There are several plantations to visit with a huge variety of colourful flowers, zoological gardens with collections of the many animals to be found on the island, not to mention Harrison's Cave where you can catch a 'train' for a trip through the underground caves.
Bridgetown, the capital, offers a huge selection of shopping from the corner stalls to the typical department stores, all insisting that they are 'duty free'. There is a massive marina, where many of the dive boats operate from as well as the extensive parade of 'gin-palaces' that are worth an ogle.
Food is available from a vast selection of restaurants and side stalls, which can provide the hungry visitor with local snacks, Bajun cooking, Chinese, Italian and English fish & chips. A must for any adventurous eater is a trip to Oystons on a Friday night. Oystons is a district of the island to the Southwest and every Friday there is a fish barbecue on a massive scale.
The streets are crammed with folk cooking locally caught fish on BBQs and selling them to hungry onlookers at very reasonable prices. There are usually dance halls offering some exercise for those into rock & roll or even ballroom dancing. Well worth a visit, even to get just a glimpse of the local atmosphere and take some memorable pictures.
For those more into sampling the local spirits then a trip to the rum factories is a must. There are several companies producing the famous Barbados Rum and they offer guided tours around their grounds, with an English-speaking guide, at a very reasonable price. They always end up in the bar with free samples to test and a chance to buy your going-home presents. For a few extra Bajun dollars these tours can provide you with a lunch of local dishes all cooked in rum and washed down with rum punch, as much as you can drink.
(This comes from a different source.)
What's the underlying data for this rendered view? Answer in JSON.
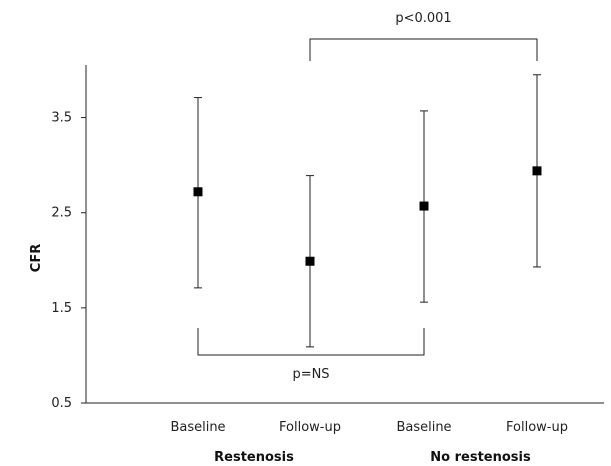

If you are not into spirits then is must be the locally brewed Banks Beer. Everyone drinks Banks; in fact to find any other beer on the island is almost impossible. It is a typical light lager beer, which you just have to drink to quench your thirst on those hot days lying in the sun.
What ever you want from a family holiday Barbados will be able to provide it. If it the beach and sea or the tourist trips there are plenty to occupy you. If you want the reef and wreck diving you could not get much better than the easy access, warm calm conditions of the Caribbean water around Barbados.